Valgerður Rúnarsdóttir MD, Medical Director of SÁÁ, graduated from medical school, University of Iceland 1992, internship in Iceland til 1995.
Residency in Internal Medicine at Brown University program Rhode Island and to follow Addiction Medicine fellowship, 1995-2000. Board certified in Internal Medicine 1999 and Addiction Medicine 2000 in the US and licensed specialist in both in Iceland.
Diplomate study in public governance from University of Iceland 2014.
Participated in diverse activities for the Icelandic Medical Society in the last 17 years, on the Board and vice president, in Ethical Committee, in Election committee.
Participated in diverse clinical research and some publications
Worked full time in addiction medicine at SÁÁ´s hospital and clinics since 2000, for the total of over 17 years, and recently became the medical director of SÁÁ´s addiction treatments.
Abstract of the talk:
Opioid Addiction in Iceland
In Iceland, the opioid addiction problem is because of prescription opioid almost solely. Heroin is not generally found on the black market but prescription tablets are.

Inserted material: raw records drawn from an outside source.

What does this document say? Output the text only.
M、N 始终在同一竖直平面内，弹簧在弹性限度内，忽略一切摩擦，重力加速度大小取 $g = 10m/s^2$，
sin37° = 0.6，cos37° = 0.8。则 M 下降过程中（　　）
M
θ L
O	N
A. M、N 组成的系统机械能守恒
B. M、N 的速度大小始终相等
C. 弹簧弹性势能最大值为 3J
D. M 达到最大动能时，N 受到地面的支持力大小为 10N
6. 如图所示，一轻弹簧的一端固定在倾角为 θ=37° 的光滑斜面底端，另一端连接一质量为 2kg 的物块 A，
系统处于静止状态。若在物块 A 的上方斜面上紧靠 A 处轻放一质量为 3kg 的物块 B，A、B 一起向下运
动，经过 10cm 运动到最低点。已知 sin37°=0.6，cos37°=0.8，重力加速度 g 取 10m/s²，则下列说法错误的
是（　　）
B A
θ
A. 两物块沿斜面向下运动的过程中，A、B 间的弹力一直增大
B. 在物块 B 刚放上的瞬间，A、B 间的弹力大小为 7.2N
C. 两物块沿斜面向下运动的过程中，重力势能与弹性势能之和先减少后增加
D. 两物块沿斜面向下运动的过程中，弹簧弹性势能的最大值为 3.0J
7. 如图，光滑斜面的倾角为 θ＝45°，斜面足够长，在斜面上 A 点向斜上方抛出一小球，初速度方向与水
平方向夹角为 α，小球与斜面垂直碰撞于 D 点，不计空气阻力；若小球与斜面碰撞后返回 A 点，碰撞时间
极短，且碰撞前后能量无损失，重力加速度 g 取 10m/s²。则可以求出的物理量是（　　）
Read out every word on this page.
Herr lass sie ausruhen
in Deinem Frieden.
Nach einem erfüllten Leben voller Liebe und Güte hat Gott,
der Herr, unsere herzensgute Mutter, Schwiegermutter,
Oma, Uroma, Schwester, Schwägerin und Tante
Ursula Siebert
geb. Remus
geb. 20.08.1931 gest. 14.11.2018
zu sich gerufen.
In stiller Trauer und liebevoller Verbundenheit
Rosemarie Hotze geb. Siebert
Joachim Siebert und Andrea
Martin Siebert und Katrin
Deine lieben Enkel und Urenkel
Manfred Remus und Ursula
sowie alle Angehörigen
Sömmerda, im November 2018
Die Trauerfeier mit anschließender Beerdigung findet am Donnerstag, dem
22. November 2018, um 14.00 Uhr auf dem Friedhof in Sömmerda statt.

Prescription drugs are part of the addiction problem in general, like in other countries. In Iceland, it is especially stimulants (methylphenidate), sedatives and opioids.
People who inject drugs in Iceland are primarily using stimulants and to a lesser degree opioids.
At SÁÁ´s treatment centers, especially Vogur Hospital, there is good data on those admitted for treatment, which is readily available and accessible to all for all substances. Information from these admissions reflect the trends of the addiction problem in Iceland. Vogur Hospital has treated 7,5% of all living Icelanders >14 years old, about 24000 individuals for 76000 admissions. Thorough collection of data prospectively for the last 40 years at SÁÁ, puts Iceland in a unique position with vast information on this group of patients, that reflects the nation´s problem and use.
At the end of last century there was an increase in opioid use among patients coming for treatment, and those injecting raised an alarming concern. At that time, 1999, SÁÁ initiated it´s opioid maintenance treatment with medically assisted treatment, primarily with buprenorphine. Since then, the OMT has grown year by year, and is now counting steadily 120-130 individuals, mostly for people who have injected. The opioid addiction in Iceland was on the rise 1999-2004 but then decreased/stabilized, as to interventions, the OMT, actions by the Directorate of Health and access to physician´s prescription database.
The OMT is given in a controlled, flexible, individualized manner, with psychosocial treatment along with it, frequent interventions and different services. It is provided by healthcare professionals at Vogur Hospital and Clinic, by contract with the ministry of Welfare. There is good collaboration with other healthcare facilities and social services but many obstacles and pitfalls still exist, that need attention and dedicated work from officials soon.